The best time to beach-comb is at dawn.
I think nearly everyone probably knows this. Something about the way everything seems so perfectly untouched, with new treasures washing up in each small swell.
Or maybe it’s just the potential that is so interesting. The knowledge that you can’t actually collect each seashell as it appears. If you let one slip away, is it lost forever? Or if you wait around a bit will a better one show up? And how long do you wait before continuing on?
When I was little, I used to look for beach glass, though that is fairly rare it seems, these days. I also used to find moonshells, though that is nearly almost as rare. I haven’t found one in ages, honestly, and that’s a bit of a shame.
Today we mostly looked for oyster shells, but we found the usual sorts of scallops and angel-wings, clams, arks and cockles, jingles and mussels. A nice assortment of dead crabs (spider, it seemed), picked clean by the gulls.
And of course, that’s not to say we haven’t been collecting them every day we’ve gone to the beach so far, but there’s still something really cool about being the first person there (or close enough anyway – I’m not sure the joggers really count.)

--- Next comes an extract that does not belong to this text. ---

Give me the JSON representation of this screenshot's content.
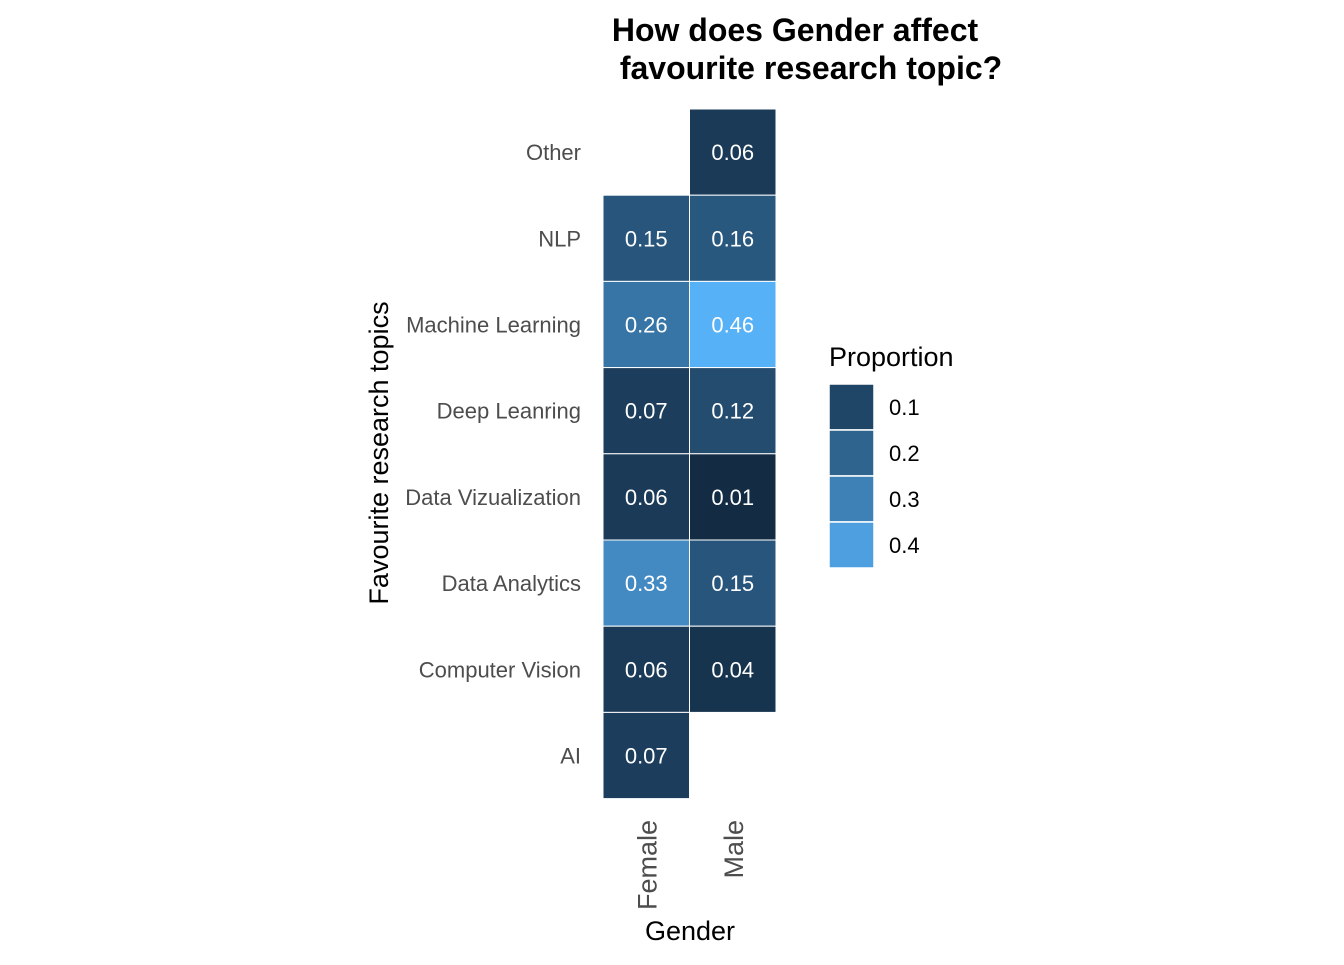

At any rate, it’s been very hot here this past week – the breeze by the house was very still last night so I didn’t get much sleep, but I had promised Connor we’d do the sunrise walk, so I got up at dawn and woke him up and off we went.
Though we did have the added bonus of fresh baked cinnamon buns to look forward to, as we stopped by the House of the Rising Bun afterwards.
(Elvis apparently makes the usual appearance there, oddly enough.)
We got there just as they opened, so I bought the first batch. (Although, I had to run up a few blocks further to get cash – many of these places are cash only, but try to find an ATM that’s open at 6:30 AM and see how far you get.)
I had been thinking though, that writing is very much like beach-combing. (And I’m only thinking this since I hardly slept and I’m in the middle of trying to write my outline, so it’s on my mind.)
But when I’m brain-storming, it’s a lot like looking for shells. Tons of ideas everywhere, and it’s hard to tell which one are the good ones – do you write them down, look them over and toss them back into the sea? Wait for something better? Or by NOT writing them down, do you run the risk of forgetting them? By waiting for that “perfect” shell, do you overlook ideas that might actually be perfect with a little reworking or that might be all the better for their flaws?
Either way, I’m hoping for cinnamon buns at the end. The icing make all the difference.